The implementation of a sauna is governed by rules and thrusts. There is a maxim that
In the sauna and in the church gathering is required
referring to the calm that should prevail in these precincts.
In a sauna should not stir or make noise, even the very talk should be limited by altering the conditions in which they take (amending breathing). The sauna, which is taken naked, had a certain image of promiscuity, when it is used to take turns differentiated by sex (in Finnish rural communities first had men accompanied by the pattern of the community and then women were headed by a woman of the same). Modern facilities in different saunas for men and women.

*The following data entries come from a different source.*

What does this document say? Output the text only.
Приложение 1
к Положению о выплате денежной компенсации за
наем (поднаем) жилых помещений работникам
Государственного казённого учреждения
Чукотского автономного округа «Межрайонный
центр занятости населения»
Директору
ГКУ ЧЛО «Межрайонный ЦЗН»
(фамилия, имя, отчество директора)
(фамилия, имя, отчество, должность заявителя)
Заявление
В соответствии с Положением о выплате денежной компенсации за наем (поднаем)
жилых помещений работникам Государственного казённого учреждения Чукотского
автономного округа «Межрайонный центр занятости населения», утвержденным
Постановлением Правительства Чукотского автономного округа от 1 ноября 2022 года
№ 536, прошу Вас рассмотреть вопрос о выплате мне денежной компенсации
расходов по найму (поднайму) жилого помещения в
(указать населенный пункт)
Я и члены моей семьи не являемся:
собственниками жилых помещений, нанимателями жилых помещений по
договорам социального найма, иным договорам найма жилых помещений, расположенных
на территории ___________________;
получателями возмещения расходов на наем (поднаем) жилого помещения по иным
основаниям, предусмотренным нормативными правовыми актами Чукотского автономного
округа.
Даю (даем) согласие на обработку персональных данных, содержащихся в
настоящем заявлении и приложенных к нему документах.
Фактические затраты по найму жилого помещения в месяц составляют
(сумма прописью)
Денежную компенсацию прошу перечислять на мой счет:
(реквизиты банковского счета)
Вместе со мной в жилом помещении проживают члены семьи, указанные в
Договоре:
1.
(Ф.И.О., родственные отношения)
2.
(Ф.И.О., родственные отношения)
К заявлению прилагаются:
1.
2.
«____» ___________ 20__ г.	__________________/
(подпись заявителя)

Custom Finnish sauna is linked to the agrarian calendar and the folkloric. Many efforts were made around the sauna and, on special days, predictions could be made to bring good luck next time or at special events such as weddings or harvests. In Koivisto, on the Isthmus of Karelia, took a sauna before the first day of the year because it ensured that
work will be done all year long and nothing will be delayed if the first day of steam rises into heaven before the sun
Identification of the Finnish sauna is very high. They consider the sauna as a national institution and leave it to overlap with other peoples and cultures, understanding that the sauna has a very spiritual feel than other steam from other cultures such as the Sweat Lodge inapi or American, Japanese furo, the Hamam Arabic, Mexican sweat lodge or the Russian bania. Not forgetting those of European antiquity, the Roman baths.